27. What is your best childhood memory? spending time with grandmother at her camp or halloweens with my sister and the other kids in the neighborhood. we always had terrible costumes(my mom is not creative at all, one year I went as a homeless bum and my sister was a ghost for 3 years in a row)
28. Are you a cat or dog person? Dogs only please, cats are weird
29. Are you married? YES. loove it so far
30. Always wear your seat belt? yes because my car will not let you not.
31. Been in a car accident? twice, once with my mom and it was terrible and once with Tom and he will say it was terrible(his mustang was in the shop for months afterwards)
32. Any pet peeves? people who talk incessantly especially to themselves, traffic, and idiot drivers in Maryland
33. Favorite Pizza Toppings?pepperoni and mushrooms
34. Favorite Flower? gerber daisies, hydrangea, peonies
35. Favorite ice cream? ben and jerrys chubby hubby or anything peanut butter chocolate
36. Favorite fast food restaurant? We don't typical fast food(McDonalds, Wendys, Burger King ever) but I do LOOOOOOVE Panera and I will not give it up
37. How many times did you fail your driver's test? Hmm 6 times before I passed, but in my defense I can not parallel park at all and that was the first part of the test so they don't let you finish after that.
38. From whom did you get your last email? Facebook
39. Which store would you choose to max out your credit card? Banana Republic, I love their clothing
40. Do anything spontaneous lately? Nope, I am a planner and a worrier. Spontaneous for me is dinner without a plan
41. Like your job? Interesting question, especially after the week I just had at work. Currently no I do not and I would like to find a new job
42. Broccoli? yes loove broccoli and eat it a few times a week
43. What was your favorite vacation? Tom and I love to go to Disney and have been several time and I loved going to Hilton Head with him.

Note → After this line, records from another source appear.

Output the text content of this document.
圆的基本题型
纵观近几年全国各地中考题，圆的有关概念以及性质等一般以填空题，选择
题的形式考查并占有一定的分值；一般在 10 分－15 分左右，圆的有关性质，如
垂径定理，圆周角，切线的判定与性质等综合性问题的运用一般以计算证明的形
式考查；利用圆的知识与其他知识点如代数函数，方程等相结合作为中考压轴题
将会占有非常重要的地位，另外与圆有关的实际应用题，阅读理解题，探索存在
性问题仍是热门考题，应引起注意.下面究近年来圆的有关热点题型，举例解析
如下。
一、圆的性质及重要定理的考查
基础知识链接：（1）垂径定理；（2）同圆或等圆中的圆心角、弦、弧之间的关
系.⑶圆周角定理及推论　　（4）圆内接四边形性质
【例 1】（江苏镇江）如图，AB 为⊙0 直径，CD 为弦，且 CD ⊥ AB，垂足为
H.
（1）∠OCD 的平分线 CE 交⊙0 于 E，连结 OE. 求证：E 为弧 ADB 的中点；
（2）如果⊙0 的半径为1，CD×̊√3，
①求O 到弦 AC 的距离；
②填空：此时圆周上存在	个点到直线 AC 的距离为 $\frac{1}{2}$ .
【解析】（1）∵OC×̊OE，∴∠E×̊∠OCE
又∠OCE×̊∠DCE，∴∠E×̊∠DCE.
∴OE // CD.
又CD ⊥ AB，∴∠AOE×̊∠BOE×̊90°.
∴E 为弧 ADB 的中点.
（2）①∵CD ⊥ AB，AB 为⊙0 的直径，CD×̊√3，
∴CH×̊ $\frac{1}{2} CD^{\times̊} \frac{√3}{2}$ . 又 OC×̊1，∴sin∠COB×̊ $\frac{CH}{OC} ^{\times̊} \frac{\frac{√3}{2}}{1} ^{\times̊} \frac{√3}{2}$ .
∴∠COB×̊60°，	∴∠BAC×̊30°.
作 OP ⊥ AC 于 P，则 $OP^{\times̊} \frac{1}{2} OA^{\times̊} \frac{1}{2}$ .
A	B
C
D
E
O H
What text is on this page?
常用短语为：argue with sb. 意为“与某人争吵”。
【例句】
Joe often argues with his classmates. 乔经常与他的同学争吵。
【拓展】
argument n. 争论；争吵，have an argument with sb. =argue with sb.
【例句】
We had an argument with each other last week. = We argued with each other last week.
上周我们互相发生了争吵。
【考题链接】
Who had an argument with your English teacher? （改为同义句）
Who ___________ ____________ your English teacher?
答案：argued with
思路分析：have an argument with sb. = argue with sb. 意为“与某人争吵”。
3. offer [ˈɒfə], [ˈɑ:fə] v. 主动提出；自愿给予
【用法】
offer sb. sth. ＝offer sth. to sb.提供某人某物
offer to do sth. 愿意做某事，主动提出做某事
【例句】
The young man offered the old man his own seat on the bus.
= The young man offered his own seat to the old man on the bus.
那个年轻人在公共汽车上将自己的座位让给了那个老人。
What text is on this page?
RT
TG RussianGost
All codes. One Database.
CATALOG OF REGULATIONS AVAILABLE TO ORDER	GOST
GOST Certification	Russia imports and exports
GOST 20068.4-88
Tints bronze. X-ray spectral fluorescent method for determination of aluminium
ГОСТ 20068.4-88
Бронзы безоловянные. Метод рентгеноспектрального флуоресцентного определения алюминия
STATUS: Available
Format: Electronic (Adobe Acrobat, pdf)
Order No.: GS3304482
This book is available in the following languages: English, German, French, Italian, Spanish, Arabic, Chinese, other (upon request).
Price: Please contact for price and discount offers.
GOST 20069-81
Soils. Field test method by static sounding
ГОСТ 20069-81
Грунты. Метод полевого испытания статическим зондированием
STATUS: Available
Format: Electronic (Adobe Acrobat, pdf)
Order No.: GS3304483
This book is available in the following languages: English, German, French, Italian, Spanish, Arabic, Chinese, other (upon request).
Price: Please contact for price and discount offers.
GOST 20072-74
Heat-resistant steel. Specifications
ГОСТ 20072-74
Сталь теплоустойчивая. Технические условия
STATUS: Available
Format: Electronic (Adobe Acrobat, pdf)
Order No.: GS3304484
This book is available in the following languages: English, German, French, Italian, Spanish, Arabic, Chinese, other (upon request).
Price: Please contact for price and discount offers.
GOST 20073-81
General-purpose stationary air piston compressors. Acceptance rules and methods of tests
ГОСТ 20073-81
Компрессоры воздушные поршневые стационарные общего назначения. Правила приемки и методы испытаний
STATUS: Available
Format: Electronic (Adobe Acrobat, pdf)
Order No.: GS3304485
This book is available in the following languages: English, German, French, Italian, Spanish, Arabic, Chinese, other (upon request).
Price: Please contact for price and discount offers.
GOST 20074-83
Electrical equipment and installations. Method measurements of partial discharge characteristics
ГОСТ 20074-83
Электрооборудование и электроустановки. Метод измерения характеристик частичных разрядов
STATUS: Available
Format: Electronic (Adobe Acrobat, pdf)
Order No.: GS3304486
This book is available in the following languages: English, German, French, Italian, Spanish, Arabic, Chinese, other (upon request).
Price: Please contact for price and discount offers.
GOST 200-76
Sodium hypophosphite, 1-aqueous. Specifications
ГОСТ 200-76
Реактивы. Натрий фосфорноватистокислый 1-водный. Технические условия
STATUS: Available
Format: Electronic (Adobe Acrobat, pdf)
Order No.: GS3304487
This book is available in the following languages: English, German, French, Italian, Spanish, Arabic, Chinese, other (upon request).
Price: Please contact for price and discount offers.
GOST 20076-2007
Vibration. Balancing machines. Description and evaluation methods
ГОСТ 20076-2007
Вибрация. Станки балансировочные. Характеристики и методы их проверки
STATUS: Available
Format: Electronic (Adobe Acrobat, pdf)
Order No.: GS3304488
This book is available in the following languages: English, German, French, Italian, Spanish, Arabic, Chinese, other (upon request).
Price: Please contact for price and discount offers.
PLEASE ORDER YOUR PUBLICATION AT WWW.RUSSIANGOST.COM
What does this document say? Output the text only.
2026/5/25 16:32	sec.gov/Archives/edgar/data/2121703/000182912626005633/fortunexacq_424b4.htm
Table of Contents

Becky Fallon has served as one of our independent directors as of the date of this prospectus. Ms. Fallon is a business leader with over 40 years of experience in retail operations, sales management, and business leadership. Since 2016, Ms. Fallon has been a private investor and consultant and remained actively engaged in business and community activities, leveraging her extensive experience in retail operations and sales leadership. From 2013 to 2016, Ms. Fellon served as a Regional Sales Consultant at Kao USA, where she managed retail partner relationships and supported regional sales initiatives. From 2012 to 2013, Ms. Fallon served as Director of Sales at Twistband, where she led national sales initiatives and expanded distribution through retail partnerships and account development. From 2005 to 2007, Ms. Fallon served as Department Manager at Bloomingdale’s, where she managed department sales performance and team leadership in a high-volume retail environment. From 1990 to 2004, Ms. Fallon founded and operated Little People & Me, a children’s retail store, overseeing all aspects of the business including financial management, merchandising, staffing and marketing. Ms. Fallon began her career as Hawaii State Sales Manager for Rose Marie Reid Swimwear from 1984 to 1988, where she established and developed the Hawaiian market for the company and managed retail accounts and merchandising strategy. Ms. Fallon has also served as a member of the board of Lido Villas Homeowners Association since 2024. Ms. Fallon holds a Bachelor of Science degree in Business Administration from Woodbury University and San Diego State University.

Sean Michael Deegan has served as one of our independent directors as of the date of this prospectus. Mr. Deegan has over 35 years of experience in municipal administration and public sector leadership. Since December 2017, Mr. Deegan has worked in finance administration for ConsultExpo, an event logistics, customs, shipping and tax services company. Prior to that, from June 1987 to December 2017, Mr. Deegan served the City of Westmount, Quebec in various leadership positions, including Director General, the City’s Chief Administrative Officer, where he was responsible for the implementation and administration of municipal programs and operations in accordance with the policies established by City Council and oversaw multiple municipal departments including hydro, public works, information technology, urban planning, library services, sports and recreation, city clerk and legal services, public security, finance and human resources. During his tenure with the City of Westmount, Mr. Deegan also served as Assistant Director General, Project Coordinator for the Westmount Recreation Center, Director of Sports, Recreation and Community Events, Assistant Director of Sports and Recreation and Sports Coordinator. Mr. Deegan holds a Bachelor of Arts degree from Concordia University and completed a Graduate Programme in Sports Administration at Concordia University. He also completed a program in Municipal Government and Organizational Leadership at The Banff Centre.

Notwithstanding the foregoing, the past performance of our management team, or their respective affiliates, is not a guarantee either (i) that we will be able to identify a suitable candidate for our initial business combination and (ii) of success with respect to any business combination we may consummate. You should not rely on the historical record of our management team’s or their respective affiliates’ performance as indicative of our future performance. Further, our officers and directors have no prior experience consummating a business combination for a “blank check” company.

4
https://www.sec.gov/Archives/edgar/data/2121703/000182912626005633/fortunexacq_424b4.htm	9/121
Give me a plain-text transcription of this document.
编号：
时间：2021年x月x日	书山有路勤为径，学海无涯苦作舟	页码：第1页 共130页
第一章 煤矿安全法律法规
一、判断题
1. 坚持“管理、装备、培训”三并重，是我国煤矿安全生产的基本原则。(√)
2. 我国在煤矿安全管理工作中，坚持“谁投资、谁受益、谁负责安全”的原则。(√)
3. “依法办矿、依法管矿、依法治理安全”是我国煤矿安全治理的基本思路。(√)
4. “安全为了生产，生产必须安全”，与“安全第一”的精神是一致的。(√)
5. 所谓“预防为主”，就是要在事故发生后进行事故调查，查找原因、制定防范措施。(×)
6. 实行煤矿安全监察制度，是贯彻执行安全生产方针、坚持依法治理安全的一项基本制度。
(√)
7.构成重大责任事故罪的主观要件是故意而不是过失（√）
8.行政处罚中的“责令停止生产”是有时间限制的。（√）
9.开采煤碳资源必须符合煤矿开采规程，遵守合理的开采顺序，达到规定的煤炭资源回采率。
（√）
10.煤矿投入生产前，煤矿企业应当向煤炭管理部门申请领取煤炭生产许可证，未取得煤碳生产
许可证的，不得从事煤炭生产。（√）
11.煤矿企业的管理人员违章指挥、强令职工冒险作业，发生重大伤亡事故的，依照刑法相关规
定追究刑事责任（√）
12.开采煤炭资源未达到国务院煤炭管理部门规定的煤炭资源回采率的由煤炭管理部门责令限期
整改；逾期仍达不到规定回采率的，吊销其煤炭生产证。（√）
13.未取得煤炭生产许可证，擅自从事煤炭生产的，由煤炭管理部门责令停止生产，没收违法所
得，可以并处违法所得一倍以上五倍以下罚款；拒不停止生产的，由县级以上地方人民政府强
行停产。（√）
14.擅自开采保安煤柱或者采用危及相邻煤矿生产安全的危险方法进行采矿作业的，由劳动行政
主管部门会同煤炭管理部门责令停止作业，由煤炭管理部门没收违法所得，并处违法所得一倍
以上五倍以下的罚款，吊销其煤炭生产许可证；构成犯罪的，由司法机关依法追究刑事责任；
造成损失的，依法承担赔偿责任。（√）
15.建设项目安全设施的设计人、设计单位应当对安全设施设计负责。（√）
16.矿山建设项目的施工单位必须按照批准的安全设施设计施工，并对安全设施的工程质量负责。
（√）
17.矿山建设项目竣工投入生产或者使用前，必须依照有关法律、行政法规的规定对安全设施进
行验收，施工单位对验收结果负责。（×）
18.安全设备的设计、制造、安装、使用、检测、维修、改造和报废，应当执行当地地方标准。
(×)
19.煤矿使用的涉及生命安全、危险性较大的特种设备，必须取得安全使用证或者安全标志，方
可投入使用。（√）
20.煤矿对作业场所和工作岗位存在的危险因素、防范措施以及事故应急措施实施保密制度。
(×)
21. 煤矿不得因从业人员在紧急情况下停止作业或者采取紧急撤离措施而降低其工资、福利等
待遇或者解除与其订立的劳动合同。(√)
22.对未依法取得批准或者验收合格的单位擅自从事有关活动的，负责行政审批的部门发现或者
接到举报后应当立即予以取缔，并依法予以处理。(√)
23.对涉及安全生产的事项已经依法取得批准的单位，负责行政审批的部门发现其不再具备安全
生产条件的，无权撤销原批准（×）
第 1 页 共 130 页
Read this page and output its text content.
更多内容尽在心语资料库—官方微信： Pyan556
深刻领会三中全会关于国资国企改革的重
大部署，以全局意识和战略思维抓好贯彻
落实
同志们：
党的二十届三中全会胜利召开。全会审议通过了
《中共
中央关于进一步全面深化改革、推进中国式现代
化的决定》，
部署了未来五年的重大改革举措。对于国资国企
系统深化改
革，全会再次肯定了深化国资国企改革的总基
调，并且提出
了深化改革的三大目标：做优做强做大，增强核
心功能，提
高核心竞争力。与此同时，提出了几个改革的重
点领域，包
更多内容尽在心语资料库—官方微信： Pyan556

It was quiet and relaxing and I go to lay on the beach all day which always makes me happy
44. Last person you went out to dinner with? Tom, Rich, Dina, Staci and Bart to Capital Grille for Rich's bday.
45. What are you listening to right now? The tv is on downstairs but husband is hovering over me reading this and looking out the window at the crazy snow.
46. What is your favorite color? Blue
47. How many tattoos do you have? 2- a ladybug on my foot for my grams and a pair of angel wings with my dads initials on my lower back
48. How many people will fill this out? hopefully a lot
49. What time did you finish this quiz? 4:47 pm on to watch lost on our dvr
50. Coffee Drinker? Nope, I am a reformed Starbucks addict, and husband drinks enough for both of us.